Pare che Schimmelpfennig volesse attribuire molta forza ai monologhi per svelare quel che accade nel mondo interiore dei personaggi, altrimenti chiusi nel loro guscio…
«Sono i momenti più caldi e, da parte nostra, cerchiamo di sfruttarli per creare uno stretto rapporto con il pubblico, facendolo diventare, in un certo senso, complice. E’ facile accorgersi di ripetizione di certi passaggi che, tuttavia, non rappresenta una fragilità del testo, ma l’invito dell’autore di soffermarsi su alcuni punti che devono essere sviluppati».
Si parla sempre più spesso del mobbing all’interno delle aziende…
«Non è il tema principale dello spettacolo, ma nell’ultimo quadro ne facciamo un accenno ».

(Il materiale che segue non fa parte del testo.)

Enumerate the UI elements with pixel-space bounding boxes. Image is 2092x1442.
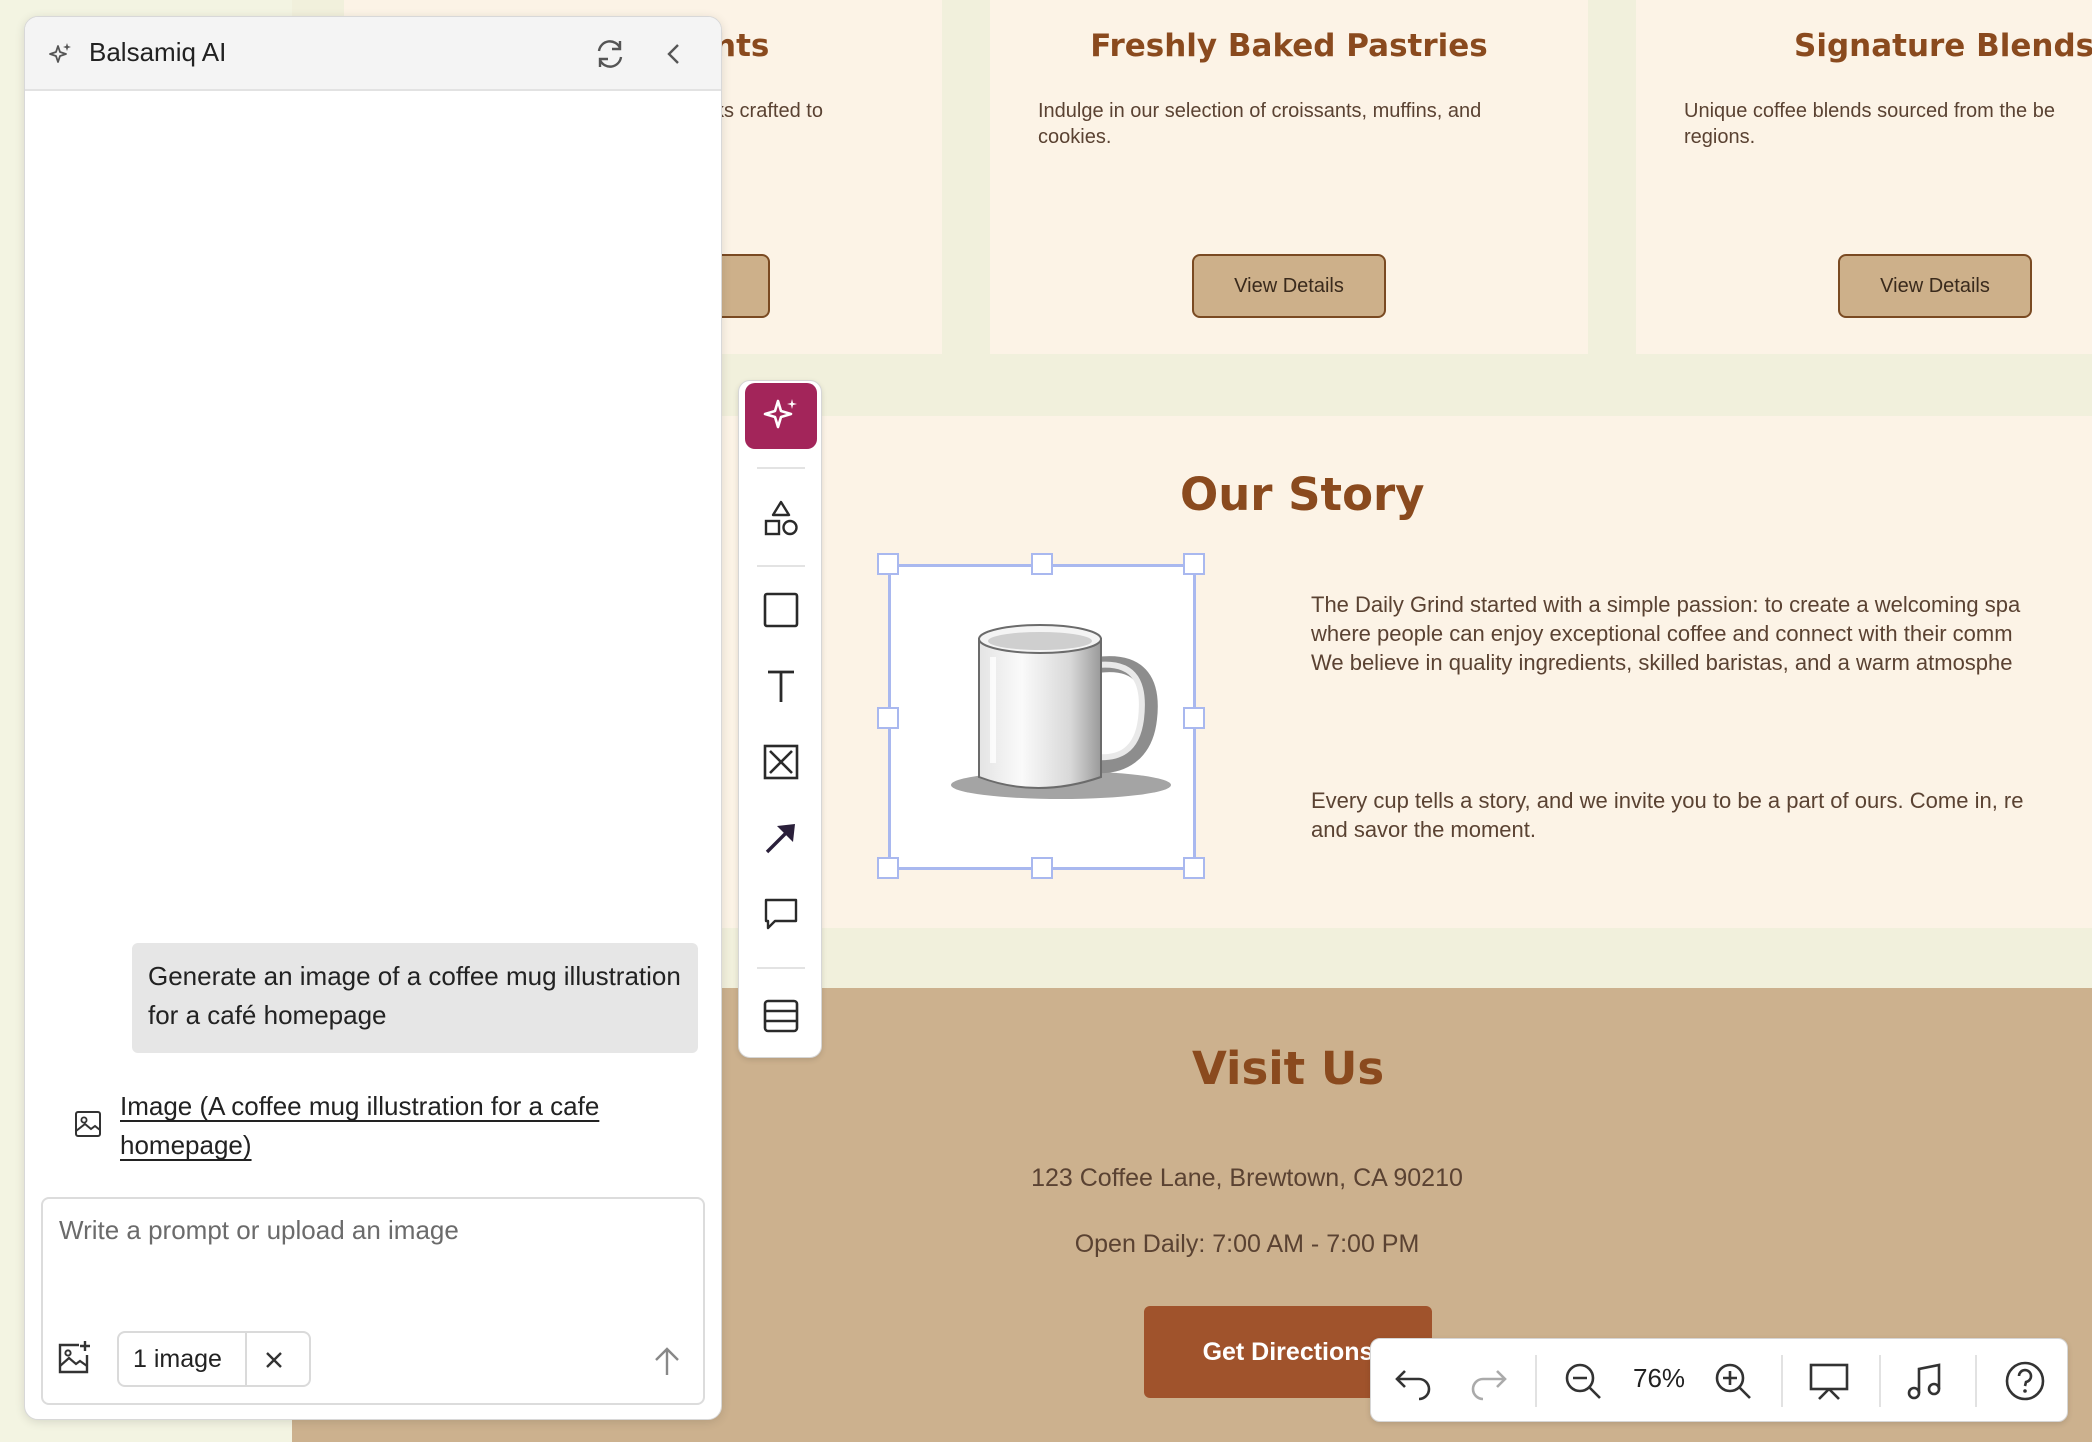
ai-panel-header: Balsamiq AI <box>25 17 721 91</box>
upload-image-button[interactable] <box>55 1339 93 1377</box>
collapse-panel-button[interactable] <box>657 37 691 71</box>
presentation-button[interactable] <box>1805 1357 1853 1405</box>
resize-handle-right[interactable] <box>1183 707 1205 729</box>
resize-handle-top-right[interactable] <box>1183 553 1205 575</box>
toolbar-divider <box>757 967 805 969</box>
redo-icon <box>1471 1370 1507 1401</box>
toolbar-divider <box>1975 1355 1977 1407</box>
toolbar-divider <box>757 467 805 469</box>
send-arrow-icon <box>655 1347 679 1375</box>
zoom-in-button[interactable] <box>1709 1357 1757 1405</box>
zoom-in-icon <box>1715 1363 1751 1399</box>
sparkle-icon <box>763 399 797 429</box>
balsamiq-ai-panel: Balsamiq AI Generate an image of a coffe… <box>24 16 722 1420</box>
card-title: Freshly Baked Pastries <box>1090 28 1488 64</box>
feature-card-3[interactable]: Signature Blends Unique coffee blends so… <box>1636 0 2092 354</box>
story-paragraph-1-line-3: We believe in quality ingredients, skill… <box>1311 650 2013 675</box>
card-description: Unique coffee blends sourced from the be… <box>1684 100 2055 148</box>
story-paragraph-1-line-2: where people can enjoy exceptional coffe… <box>1311 621 2013 646</box>
prompt-placeholder: Write a prompt or upload an image <box>59 1215 459 1245</box>
zoom-out-icon <box>1565 1363 1601 1399</box>
rectangle-tool-button[interactable] <box>745 577 817 643</box>
sparkle-icon <box>49 43 71 63</box>
text-icon <box>768 670 794 702</box>
text-tool-button[interactable] <box>745 653 817 719</box>
add-image-icon <box>58 1341 90 1374</box>
story-paragraph-2-line-2: and savor the moment. <box>1311 817 1537 842</box>
arrow-tool-button[interactable] <box>745 805 817 871</box>
chevron-left-icon <box>667 44 679 64</box>
send-button[interactable] <box>647 1341 687 1381</box>
resize-handle-top[interactable] <box>1031 553 1053 575</box>
attachment-count: 1 image <box>133 1345 222 1373</box>
toolbar-divider <box>757 565 805 567</box>
help-button[interactable] <box>2001 1357 2049 1405</box>
resize-handle-top-left[interactable] <box>877 553 899 575</box>
prompt-input[interactable]: Write a prompt or upload an image 1 imag… <box>41 1197 705 1405</box>
resize-handle-bottom-right[interactable] <box>1183 857 1205 879</box>
generated-image-link[interactable]: Image (A coffee mug illustration for a c… <box>120 1087 620 1165</box>
table-icon <box>763 999 799 1033</box>
resize-handle-bottom[interactable] <box>1031 857 1053 879</box>
bottom-toolbar: 76% <box>1370 1338 2068 1422</box>
card-title: Signature Blends <box>1794 28 2092 64</box>
resize-handle-bottom-left[interactable] <box>877 857 899 879</box>
image-placeholder-icon <box>763 744 799 780</box>
close-icon <box>266 1352 282 1368</box>
music-icon <box>1907 1363 1941 1400</box>
resize-handle-left[interactable] <box>877 707 899 729</box>
comment-icon <box>764 898 798 930</box>
story-paragraph-2-line-1: Every cup tells a story, and we invite y… <box>1311 788 2024 813</box>
image-icon <box>75 1111 101 1137</box>
music-button[interactable] <box>1901 1357 1949 1405</box>
coffee-mug-image[interactable] <box>877 553 1205 879</box>
shapes-tool-button[interactable] <box>745 485 817 551</box>
table-tool-button[interactable] <box>745 983 817 1049</box>
regenerate-button[interactable] <box>591 35 629 73</box>
card-description: ks crafted to <box>714 100 823 122</box>
user-message-bubble: Generate an image of a coffee mug illust… <box>132 943 698 1053</box>
refresh-icon <box>597 40 623 68</box>
shapes-icon <box>764 500 798 536</box>
help-icon <box>2005 1361 2045 1401</box>
arrow-icon <box>765 824 795 854</box>
comment-tool-button[interactable] <box>745 881 817 947</box>
presentation-icon <box>1809 1363 1849 1400</box>
feature-card-2[interactable]: Freshly Baked Pastries Indulge in our se… <box>990 0 1588 354</box>
undo-icon <box>1395 1370 1431 1401</box>
story-paragraph-1-line-1: The Daily Grind started with a simple pa… <box>1311 592 2021 617</box>
ai-tool-button[interactable] <box>745 383 817 449</box>
zoom-out-button[interactable] <box>1559 1357 1607 1405</box>
redo-button[interactable] <box>1465 1357 1513 1405</box>
toolbar-divider <box>1781 1355 1783 1407</box>
remove-attachment-button[interactable] <box>257 1343 291 1377</box>
chip-divider <box>245 1333 247 1385</box>
ai-panel-title: Balsamiq AI <box>89 37 227 67</box>
section-title: Visit Us <box>1192 1042 1385 1095</box>
coffee-mug-illustration <box>951 624 1171 799</box>
tool-palette <box>738 380 822 1058</box>
zoom-level[interactable]: 76% <box>1633 1363 1685 1394</box>
attachment-chip: 1 image <box>117 1331 311 1387</box>
view-details-button[interactable]: View Details <box>1838 254 2032 318</box>
rectangle-icon <box>763 592 799 628</box>
section-title: Our Story <box>1180 468 1425 521</box>
toolbar-divider <box>1879 1355 1881 1407</box>
undo-button[interactable] <box>1389 1357 1437 1405</box>
view-details-button[interactable]: View Details <box>1192 254 1386 318</box>
toolbar-divider <box>1535 1355 1537 1407</box>
generated-image-link-text[interactable]: Image (A coffee mug illustration for a c… <box>120 1091 599 1160</box>
image-placeholder-tool-button[interactable] <box>745 729 817 795</box>
card-description: Indulge in our selection of croissants, … <box>1038 100 1482 148</box>
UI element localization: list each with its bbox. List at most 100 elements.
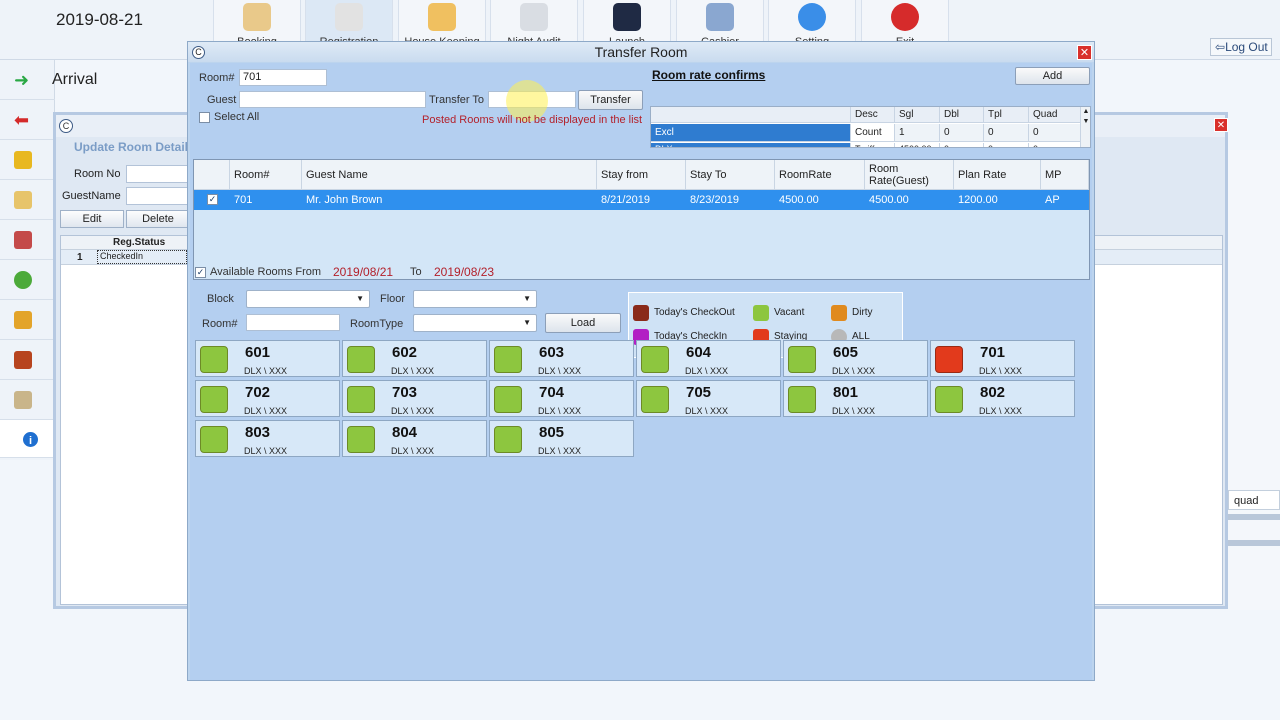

A chi è rivolto lo spettacolo?
«A chiunque quotidianamente si trovi costretto a coesistere con la gerarchia aziendale».
E qual è il tuo invito?
«A far attenzione alle conseguenze e a non vedersi solamente nel funzionamento del proprio ruolo ricoperto nell’azienda. E, soprattutto, a ricordarsi degli aspetti umani, che nel nostro caso non sono mai pubblici».
Chi vedremo in scena?
«Ci sono tre attrici e tre attori. Michele di Giacomo e Emanuela Villagrossi sono due new entry, Marta Belloni e Vanessa Korn l’anno scorso mi hanno assistito alla regia del “Processo di K”. Infine ci sono Tommaso Amadio e Michele Maccagno».
In fin dei conti, “Push Up 1-3”è una commedia o un dramma?
«Secondo me entrambe. Ognuno riderà o piangerà a seconda del personaggio con il quale si troverà più in sintonia».